With XPath having special support for hierarchical data, matching XML’s notion of element hierarchy, it’s perfect for data like:

<totem-pole>
<person name=”cindy”>
  <person name=”karen”>
    <person name=”linda”>
      <person name=”sarah”>
        <person name=”wendy”/>
      </person>
    </person>
  </person>
</person>
</totem-pole>

So you can us $person//*/@name to get cindy’s sub-friends. Also, the document is constrained to be well-formed by the rules of XML document types, based on elements having only 1 parent. But, friends aren’t constrained to have only have 1 super-friend.

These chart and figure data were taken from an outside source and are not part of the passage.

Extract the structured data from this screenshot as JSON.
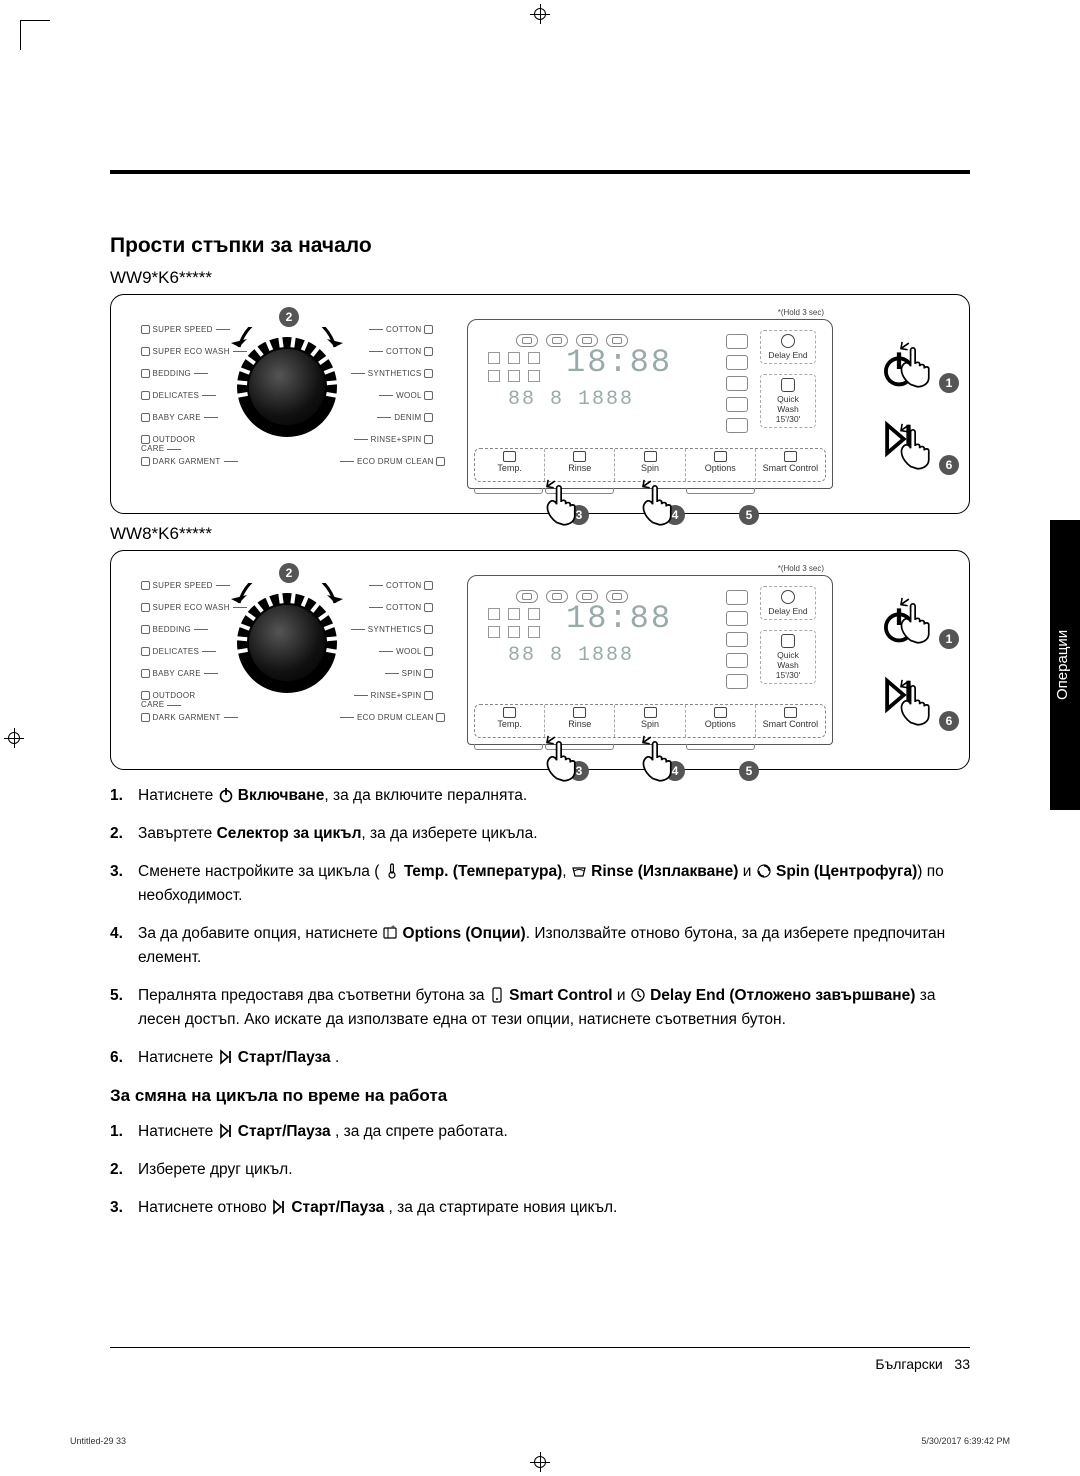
{
  "section_title": "Прости стъпки за начало",
  "models": {
    "a": "WW9*K6*****",
    "b": "WW8*K6*****"
  },
  "panel_common": {
    "hold_note": "*(Hold 3 sec)",
    "seg_time": "18:88",
    "seg_sub": "88  8   1888",
    "right_options": {
      "delay": {
        "label": "Delay End",
        "icon": "clock-icon"
      },
      "quick": {
        "label": "Quick\nWash\n15'/30'",
        "icon": "basin-icon"
      }
    },
    "bottom_buttons": [
      {
        "label": "Temp.",
        "icon": "thermometer-icon"
      },
      {
        "label": "Rinse",
        "icon": "basin-icon"
      },
      {
        "label": "Spin",
        "icon": "spin-icon"
      },
      {
        "label": "Options",
        "icon": "options-icon"
      },
      {
        "label": "Smart Control",
        "icon": "smart-control-icon"
      }
    ],
    "right_buttons": {
      "power_icon": "power-icon",
      "play_icon": "play-pause-icon"
    }
  },
  "panel_a": {
    "left_programs": [
      "SUPER SPEED",
      "SUPER ECO WASH",
      "BEDDING",
      "DELICATES",
      "BABY CARE",
      "OUTDOOR\nCARE",
      "DARK GARMENT"
    ],
    "right_programs": [
      "COTTON",
      "COTTON",
      "SYNTHETICS",
      "WOOL",
      "DENIM",
      "RINSE+SPIN",
      "ECO DRUM CLEAN"
    ]
  },
  "panel_b": {
    "left_programs": [
      "SUPER SPEED",
      "SUPER ECO WASH",
      "BEDDING",
      "DELICATES",
      "BABY CARE",
      "OUTDOOR\nCARE",
      "DARK GARMENT"
    ],
    "right_programs": [
      "COTTON",
      "COTTON",
      "SYNTHETICS",
      "WOOL",
      "SPIN",
      "RINSE+SPIN",
      "ECO DRUM CLEAN"
    ]
  },
  "callouts": {
    "c1": "1",
    "c2": "2",
    "c3": "3",
    "c4": "4",
    "c5": "5",
    "c6": "6"
  },
  "steps_main": [
    {
      "pre": "Натиснете ",
      "icon": "power-icon",
      "bold": " Включване",
      "post": ", за да включите пералнята."
    },
    {
      "pre": "Завъртете ",
      "bold": "Селектор за цикъл",
      "post": ", за да изберете цикъла."
    },
    {
      "pre": "Сменете настройките за цикъла ( ",
      "segments": [
        {
          "icon": "thermometer-icon",
          "bold": " Temp. (Температура)",
          "post": ", "
        },
        {
          "icon": "basin-icon",
          "bold": " Rinse (Изплакване)",
          "post": " и "
        },
        {
          "icon": "spin-icon",
          "bold": " Spin (Центрофуга)",
          "post": ") по необходимост."
        }
      ]
    },
    {
      "pre": "За да добавите опция, натиснете ",
      "icon": "options-icon",
      "bold": " Options (Опции)",
      "post": ". Използвайте отново бутона, за да изберете предпочитан елемент."
    },
    {
      "pre": "Пералнята предоставя два съответни бутона за ",
      "segments": [
        {
          "icon": "smart-control-icon",
          "bold": " Smart Control",
          "post": " и "
        },
        {
          "icon": "clock-icon",
          "bold": " Delay End (Отложено завършване)",
          "post": " за лесен достъп. Ако искате да използвате една от тези опции, натиснете съответния бутон."
        }
      ]
    },
    {
      "pre": "Натиснете ",
      "icon": "play-pause-icon",
      "bold": " Старт/Пауза ",
      "post": "."
    }
  ],
  "subhead": "За смяна на цикъла по време на работа",
  "steps_sub": [
    {
      "pre": "Натиснете ",
      "icon": "play-pause-icon",
      "bold": " Старт/Пауза ",
      "post": ", за да спрете работата."
    },
    {
      "pre": "Изберете друг цикъл."
    },
    {
      "pre": "Натиснете отново ",
      "icon": "play-pause-icon",
      "bold": " Старт/Пауза ",
      "post": ", за да стартирате новия цикъл."
    }
  ],
  "side_tab": "Операции",
  "footer": {
    "lang": "Български",
    "page": "33"
  },
  "print": {
    "left": "Untitled-29   33",
    "right": "5/30/2017   6:39:42 PM"
  },
  "colors": {
    "black": "#000000",
    "gray_line": "#666666",
    "seg": "#9aa",
    "callout_bg": "#555555"
  }
}
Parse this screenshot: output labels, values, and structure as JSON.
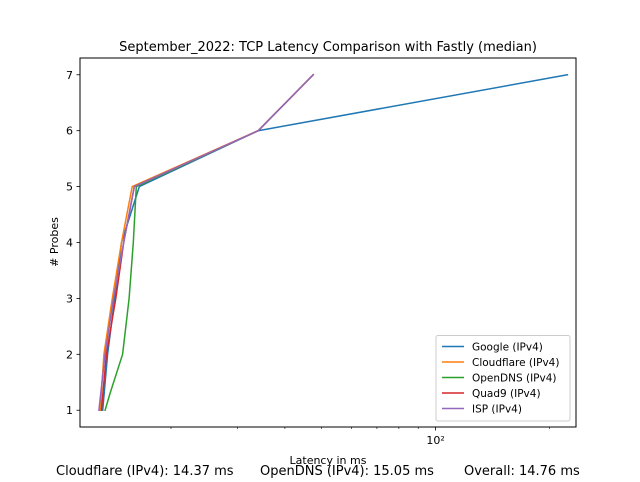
{
  "chart_data": {
    "type": "line",
    "title": "September_2022: TCP Latency Comparison with Fastly (median)",
    "xlabel": "Latency in ms",
    "ylabel": "# Probes",
    "xscale": "log",
    "xlim": [
      11.5,
      235
    ],
    "ylim": [
      0.7,
      7.3
    ],
    "yticks": [
      1,
      2,
      3,
      4,
      5,
      6,
      7
    ],
    "xticks_major": [
      {
        "value": 100,
        "label": "10²"
      }
    ],
    "xticks_minor": [
      20,
      30,
      40,
      50,
      60,
      70,
      80,
      90,
      200
    ],
    "grid": false,
    "legend_position": "lower-right",
    "series": [
      {
        "name": "Google (IPv4)",
        "color": "#1f77b4",
        "points": [
          [
            13.2,
            1
          ],
          [
            13.6,
            2
          ],
          [
            14.2,
            3
          ],
          [
            14.8,
            4
          ],
          [
            16.5,
            5
          ],
          [
            34,
            6
          ],
          [
            223,
            7
          ]
        ]
      },
      {
        "name": "Cloudflare (IPv4)",
        "color": "#ff7f0e",
        "points": [
          [
            13.0,
            1
          ],
          [
            13.3,
            2
          ],
          [
            14.0,
            3
          ],
          [
            14.8,
            4
          ],
          [
            15.8,
            5
          ],
          [
            34,
            6
          ],
          [
            47.5,
            7
          ]
        ]
      },
      {
        "name": "OpenDNS (IPv4)",
        "color": "#2ca02c",
        "points": [
          [
            13.4,
            1
          ],
          [
            13.8,
            1.3
          ],
          [
            14.9,
            2
          ],
          [
            15.5,
            3
          ],
          [
            15.9,
            4
          ],
          [
            16.2,
            5
          ],
          [
            34,
            6
          ],
          [
            47.5,
            7
          ]
        ]
      },
      {
        "name": "Quad9 (IPv4)",
        "color": "#d62728",
        "points": [
          [
            13.1,
            1
          ],
          [
            13.5,
            2
          ],
          [
            14.3,
            3
          ],
          [
            15.0,
            4
          ],
          [
            16.0,
            5
          ],
          [
            34,
            6
          ],
          [
            47.5,
            7
          ]
        ]
      },
      {
        "name": "ISP (IPv4)",
        "color": "#9467bd",
        "points": [
          [
            12.9,
            1
          ],
          [
            13.4,
            2
          ],
          [
            14.1,
            3
          ],
          [
            15.0,
            4
          ],
          [
            16.0,
            5
          ],
          [
            34,
            6
          ],
          [
            47.5,
            7
          ]
        ]
      }
    ]
  },
  "footer": {
    "cloudflare": "Cloudflare (IPv4): 14.37 ms",
    "opendns": "OpenDNS (IPv4): 15.05 ms",
    "overall": "Overall: 14.76 ms"
  }
}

And poor Wendy gets no sub-friends.

A less restricted graph representation can represent that where hierarchy doesn’t have special status:

@prefix : <people#> .
:cindy :name “cindy” ; :knows :karen .
:karen :name “karen” ; :knows :linda .
:linda :name “linda” ; :knows :sarah .
:sarah :name “sarah” ; :knows :wendy .
:wendy :name “wendy” :knows :cindy .

And with SPARQL, having special support for graph traversal, matching RDF’s notion of connected edges, it’s perfect for data like above.

So, you can use ?p :knows/:name ?name to get cindy’s friend’s friend’s friend’s friend’s etc. Also, Wendy gets to have a friend too.

Representing something similar in XML, ignoring RDF XML which makes it even more complicated:

<friends>
  <person name=”cindy” knows=”karen”/>
  <person name=”karen” knows=”linda”/>
  <person name=”linda” knows=”sarah”/>
  <person name=”sarah” knows=”wendy”/>
  <person name=”wendy”/>
</friends>

The rules of XML document types don’t include special support for arbitrary attribute relationships, in the way that element hierarchy does have special status. You can write XQuery to navigate that data, but it’s not a simple expression and doesn’t use ancestor/descendant axes so maybe it’s not the best choice for the data.

The other way around, when most of the data is hierarchical it’s harder to use something like SPARQL with RDF than XPath with XML. And RDF is not necessarily the best representation for graphs where nodes and edges both have attributes.